Le reportage d'Anne-Louise Despatie.
Radio-Canada

Québec étend la couverture de disponibilité du traitement permettant de prévenir la maladie de Lyme transmise par la morsure d'une tique. Si elle n'est pas traitée, cette maladie peut entraîner des problèmes cardiaques et neurologiques.

Cette décision fait suite à une mise à jour des données de surveillance de la progression de la maladie.

Le nombre de cas rapportés de la maladie de Lyme ne cesse d'augmenter au Québec. En 2017, il a presque doublé au Québec par rapport à l'année précédente, pour s'établir à 329 cas. C'est en Montérégie et en Estrie que le risque de contracter cette maladie par la morsure d'une tique était le plus important, l'an dernier, indique l’Institut national de santé publique (INSQ).

« Il y a une surveillance des tiques qui se fait dans plusieurs régions du Québec, précise le Dr Yves Jalbert, directeur de la Protection de la santé publique. Avec ça, combiné à notre surveillance des cas humains et en appliquant certains critères qui sont très complexes, on détermine des régions où on se dit il vaut la peine d'offrir un traitement prophylactique [préventif]. »

Les CLSC des Maskoutains et Châteauguay-Mercier, en Montérégie, ainsi que Pontiac, en Outaouais, qui desservent une quarantaine de municipalités, s'ajoutent aux établissements qui pouvaient déjà offrir le traitement préventif.

CLSC offrant le traitement prophylactique sur leur territoire

Montérégie
- Acton
- Châteauguay–Mercier (ajout)
- Haut-Saint-Laurent
- Lajemmerais
- Les Jardins-de-Napierville
- Les Maskoutains (ajout)
- Saint-Bruno–Beloeil–Saint-Hilaire
- Saint-Jean-sur-Richelieu–Saint-Luc

Estrie
- Cowansville–Farnham–Bedford
- Granby–Shefford–Bromont

Outaouais
- Pontiac (ajout)

La carte montre que la Montérégie et l'Estrie sont les régions les plus touchées.Carte des secteurs les plus à risque, selon des données de juillet 2017. Photo : Institut national de santé publique

Le traitement préventif est offert à certaines conditions, dit le Dr Jalbert : « Il faut avoir été mordu par une tique pendant plus de 24 heures. Il faut se présenter moins de 72 heures après cette morsure.

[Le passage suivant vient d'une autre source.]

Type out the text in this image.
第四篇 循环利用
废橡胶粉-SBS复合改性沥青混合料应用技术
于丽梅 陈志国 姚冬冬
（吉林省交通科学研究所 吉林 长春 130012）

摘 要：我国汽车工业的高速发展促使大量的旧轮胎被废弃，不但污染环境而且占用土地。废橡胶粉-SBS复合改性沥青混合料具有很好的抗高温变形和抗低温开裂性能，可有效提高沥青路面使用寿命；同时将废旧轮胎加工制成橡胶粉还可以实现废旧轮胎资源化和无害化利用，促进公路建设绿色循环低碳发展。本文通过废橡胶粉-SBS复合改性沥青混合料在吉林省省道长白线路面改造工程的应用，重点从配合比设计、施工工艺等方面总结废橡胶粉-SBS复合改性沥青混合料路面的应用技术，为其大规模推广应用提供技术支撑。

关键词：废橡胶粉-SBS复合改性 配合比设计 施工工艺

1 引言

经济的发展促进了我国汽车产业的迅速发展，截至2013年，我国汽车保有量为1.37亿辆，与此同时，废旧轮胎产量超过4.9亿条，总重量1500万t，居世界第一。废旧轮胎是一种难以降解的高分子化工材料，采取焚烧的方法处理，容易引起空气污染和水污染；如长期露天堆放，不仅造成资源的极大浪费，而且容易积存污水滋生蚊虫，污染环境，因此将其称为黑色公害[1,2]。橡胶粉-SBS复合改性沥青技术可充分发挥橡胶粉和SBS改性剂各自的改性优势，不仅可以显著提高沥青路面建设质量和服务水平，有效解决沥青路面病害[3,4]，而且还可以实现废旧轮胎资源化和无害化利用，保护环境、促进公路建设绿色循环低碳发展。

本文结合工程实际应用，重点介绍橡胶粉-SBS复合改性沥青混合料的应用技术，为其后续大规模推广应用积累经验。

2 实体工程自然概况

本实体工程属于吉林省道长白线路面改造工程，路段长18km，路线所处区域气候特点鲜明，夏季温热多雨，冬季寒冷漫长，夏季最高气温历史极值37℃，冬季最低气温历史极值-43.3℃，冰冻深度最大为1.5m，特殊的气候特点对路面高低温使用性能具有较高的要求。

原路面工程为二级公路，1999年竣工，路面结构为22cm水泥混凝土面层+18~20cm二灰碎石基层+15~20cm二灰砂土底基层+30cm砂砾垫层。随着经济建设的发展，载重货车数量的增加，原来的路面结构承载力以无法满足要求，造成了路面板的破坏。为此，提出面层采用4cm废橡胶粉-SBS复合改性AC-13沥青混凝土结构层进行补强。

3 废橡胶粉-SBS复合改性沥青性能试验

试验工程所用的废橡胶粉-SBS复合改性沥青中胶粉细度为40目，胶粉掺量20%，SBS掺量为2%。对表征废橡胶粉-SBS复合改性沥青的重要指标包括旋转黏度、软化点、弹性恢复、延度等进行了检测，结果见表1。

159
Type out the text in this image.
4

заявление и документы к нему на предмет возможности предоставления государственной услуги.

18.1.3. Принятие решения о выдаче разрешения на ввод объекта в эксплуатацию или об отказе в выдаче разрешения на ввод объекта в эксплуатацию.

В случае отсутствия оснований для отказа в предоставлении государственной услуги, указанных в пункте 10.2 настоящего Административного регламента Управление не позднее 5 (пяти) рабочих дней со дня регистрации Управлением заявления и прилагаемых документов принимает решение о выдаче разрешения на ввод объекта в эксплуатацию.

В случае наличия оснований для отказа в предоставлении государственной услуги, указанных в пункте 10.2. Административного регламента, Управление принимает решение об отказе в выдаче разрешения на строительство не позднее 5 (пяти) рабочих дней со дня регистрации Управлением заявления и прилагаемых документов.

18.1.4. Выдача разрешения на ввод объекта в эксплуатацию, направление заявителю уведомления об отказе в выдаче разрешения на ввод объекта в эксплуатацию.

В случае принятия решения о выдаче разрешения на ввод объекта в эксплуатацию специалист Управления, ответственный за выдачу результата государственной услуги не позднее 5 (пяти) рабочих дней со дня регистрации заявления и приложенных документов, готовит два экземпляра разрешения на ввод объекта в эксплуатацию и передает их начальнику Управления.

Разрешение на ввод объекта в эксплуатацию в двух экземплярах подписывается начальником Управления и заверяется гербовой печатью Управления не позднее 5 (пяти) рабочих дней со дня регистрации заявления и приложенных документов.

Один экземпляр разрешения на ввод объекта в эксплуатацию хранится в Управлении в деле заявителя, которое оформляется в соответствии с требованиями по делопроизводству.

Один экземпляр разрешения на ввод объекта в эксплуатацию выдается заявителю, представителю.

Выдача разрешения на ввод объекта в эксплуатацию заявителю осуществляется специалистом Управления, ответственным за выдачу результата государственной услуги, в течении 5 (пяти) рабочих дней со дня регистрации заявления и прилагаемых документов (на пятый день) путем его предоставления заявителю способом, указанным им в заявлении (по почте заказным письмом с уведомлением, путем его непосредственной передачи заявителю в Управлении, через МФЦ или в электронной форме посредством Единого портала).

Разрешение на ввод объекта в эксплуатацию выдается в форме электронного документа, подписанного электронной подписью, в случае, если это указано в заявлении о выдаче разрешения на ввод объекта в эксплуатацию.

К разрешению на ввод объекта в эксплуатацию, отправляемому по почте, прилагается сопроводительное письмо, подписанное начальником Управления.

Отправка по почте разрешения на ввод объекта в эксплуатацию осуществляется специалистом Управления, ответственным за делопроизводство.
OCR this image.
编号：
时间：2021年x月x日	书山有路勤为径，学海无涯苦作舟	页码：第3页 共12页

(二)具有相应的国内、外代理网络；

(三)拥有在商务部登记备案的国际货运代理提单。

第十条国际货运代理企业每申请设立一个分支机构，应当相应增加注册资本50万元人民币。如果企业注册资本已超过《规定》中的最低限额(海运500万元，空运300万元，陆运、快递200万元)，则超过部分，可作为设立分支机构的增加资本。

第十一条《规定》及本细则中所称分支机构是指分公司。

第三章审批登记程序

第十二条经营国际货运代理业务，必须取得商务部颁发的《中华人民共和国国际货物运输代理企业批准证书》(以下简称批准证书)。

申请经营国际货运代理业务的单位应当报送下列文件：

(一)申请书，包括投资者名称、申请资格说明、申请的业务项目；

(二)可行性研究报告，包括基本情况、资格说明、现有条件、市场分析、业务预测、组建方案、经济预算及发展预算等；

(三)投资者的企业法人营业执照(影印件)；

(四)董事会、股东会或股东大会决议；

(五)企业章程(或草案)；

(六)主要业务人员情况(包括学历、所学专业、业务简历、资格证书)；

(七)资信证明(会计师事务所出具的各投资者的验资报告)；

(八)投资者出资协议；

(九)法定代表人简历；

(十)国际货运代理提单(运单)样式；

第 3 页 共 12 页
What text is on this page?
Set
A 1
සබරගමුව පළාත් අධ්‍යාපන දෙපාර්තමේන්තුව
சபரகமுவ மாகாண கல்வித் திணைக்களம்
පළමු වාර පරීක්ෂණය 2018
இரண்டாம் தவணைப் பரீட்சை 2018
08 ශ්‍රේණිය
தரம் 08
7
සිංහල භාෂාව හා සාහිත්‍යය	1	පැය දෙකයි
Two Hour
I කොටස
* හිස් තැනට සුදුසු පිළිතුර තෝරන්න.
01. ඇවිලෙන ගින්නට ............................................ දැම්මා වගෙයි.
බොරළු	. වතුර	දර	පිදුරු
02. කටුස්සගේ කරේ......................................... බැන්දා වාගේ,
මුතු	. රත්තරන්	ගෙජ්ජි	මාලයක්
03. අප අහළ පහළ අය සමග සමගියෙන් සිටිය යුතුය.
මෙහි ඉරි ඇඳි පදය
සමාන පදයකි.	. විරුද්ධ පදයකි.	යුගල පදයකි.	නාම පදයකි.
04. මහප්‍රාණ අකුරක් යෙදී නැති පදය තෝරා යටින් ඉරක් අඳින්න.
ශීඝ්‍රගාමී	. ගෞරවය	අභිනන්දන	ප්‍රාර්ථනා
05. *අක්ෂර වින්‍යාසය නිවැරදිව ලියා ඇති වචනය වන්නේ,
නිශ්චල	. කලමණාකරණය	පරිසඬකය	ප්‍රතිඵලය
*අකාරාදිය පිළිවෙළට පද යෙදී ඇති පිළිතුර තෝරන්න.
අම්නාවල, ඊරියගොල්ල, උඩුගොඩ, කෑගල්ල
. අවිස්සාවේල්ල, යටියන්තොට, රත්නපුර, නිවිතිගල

Et donc, dans ces conditions, quand on a été exposé dans une des régions visées, on peut recevoir la prophylaxie. »

Le risque de contracter la maladie de Lyme est toutefois faible si la tique est restée accrochée moins de 24 heures.

Une maladie difficile à combattre

La maladie de Lyme est causée par la bactérie Borrelia burgdorferi, qui peut être transmise par la piqûre d’une tique Ixodes scapularis infectée.

Au printemps, la Commission parlementaire de la Santé et des Services sociaux en était venue à la conclusion que Québec devait faire plus pour prévenir et mieux traiter la maladie de Lyme.

La commission avait souligné « la méconnaissance et la complexité de la maladie, qui rendent son diagnostic et son traitement difficiles », notamment parce que ses premiers symptômes – une rougeur à l’endroit de la morsure, de la fièvre, des maux de tête, des douleurs musculaires et de la fatigue – peuvent facilement être confondus avec les signes d'autres problèmes de santé, mais aussi parce que les tests de dépistage en laboratoire qui existent présentement sont peu efficaces. Ces tests ne dépisteraient qu'un tiers des cas réels.

Le rapport s’inquiétait également des difficultés à traiter la maladie. L’infection se résorbe grâce à des antibiotiques, mais lorsque la maladie est détectée trop tardivement, le traitement se révèle souvent inefficace.